Monde

Ce n’est pas en croyant que la «civilisation» l’emporte toujours que l’Occident vaincra Daech

Repéré par Benjamin Delille, mis à jour le 28.07.2015 à 9 h 34

Repéré sur The Independant

Penser la victoire contre l’État islamique comme acquise en raison d’une logique très binaire qui voudrait que le bien vaincra toujours le mal, c’est prendre les gens pour des imbéciles.

Contingent de l'armée roumaine qui quitte l'Irak après l'invasion américaine, le 4 juin 2009 | DVIDSHUB via Flickr CC License by

Contingent de l'armée roumaine qui quitte l'Irak après l'invasion américaine, le 4 juin 2009 | DVIDSHUB via Flickr CC License by

Il faut faire attention, selon Robert Fisk, aux raccourcis trop rapides. Le correspondant de The Independent au Moyen-Orient refuse de croire à une logique civilisationnelle pseudo-historique qui laisse penser que l’Occident, comme représentant de la démocratie et du libéralisme, gagnera toujours contre la barbarie de mouvements comme Daech.
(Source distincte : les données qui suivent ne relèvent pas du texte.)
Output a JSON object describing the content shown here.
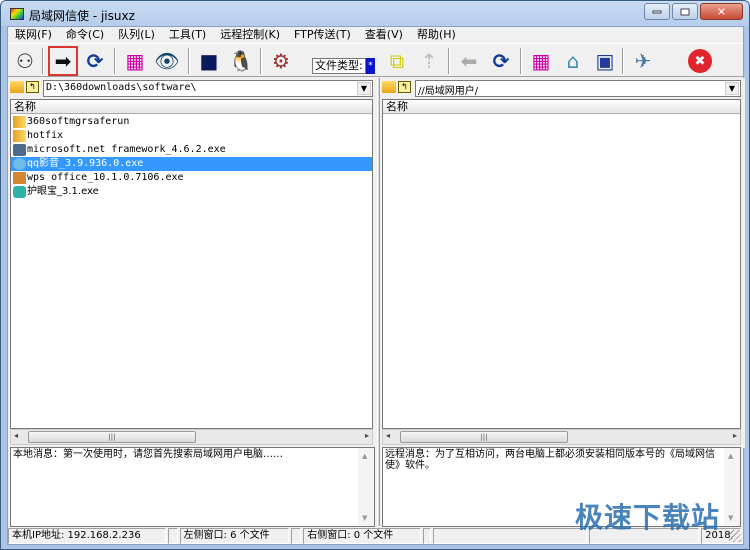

Pour le journaliste britannique, nous héritons ce raccourci de la Seconde Guerre mondiale. La victoire contre l’Allemagne nazie serait pour certains de nos dirigeants le symbole du bien qui gagne contre le mal et, le «bien», c’est nous. Donc Daech, l’organisation qui massacre des innocents, réduit des civils à l’esclavage et instrumentalise des enfants, doit, et va perdre en tant que symbole du «mal». Le constat est plutôt clair pour Ashton Carter, secrétaire à la Défense des États-Unis:

«La civilisation gagne toujours contre la barbarie.»

Pour Robert Fisk, «difficile de croire à tant de naïveté» de la part d’un secrétaire américain. La preuve: selon lui, la Seconde Guerre mondiale consacre déjà la victoire d’une forme de barbarie, celle du régime staliniste, qui s’étendit sur quarante ans après le chute d’Hitler.

La «civilisation», un concept subjectif

Avant le XXe siècle, l’Empire romain tombe aux mains des «barbares» de son temps, sauf que les barbares sont toujours ceux que l’on définit comme tels. Le journaliste de The Independent montre bien que les pratiques de l’Empire peuvent très bien être comparées aux barbarismes de l’État islamique: «crucifixion, esclavage, torture, massacre (tout ce qui caractérise Daech moins les vidéos)».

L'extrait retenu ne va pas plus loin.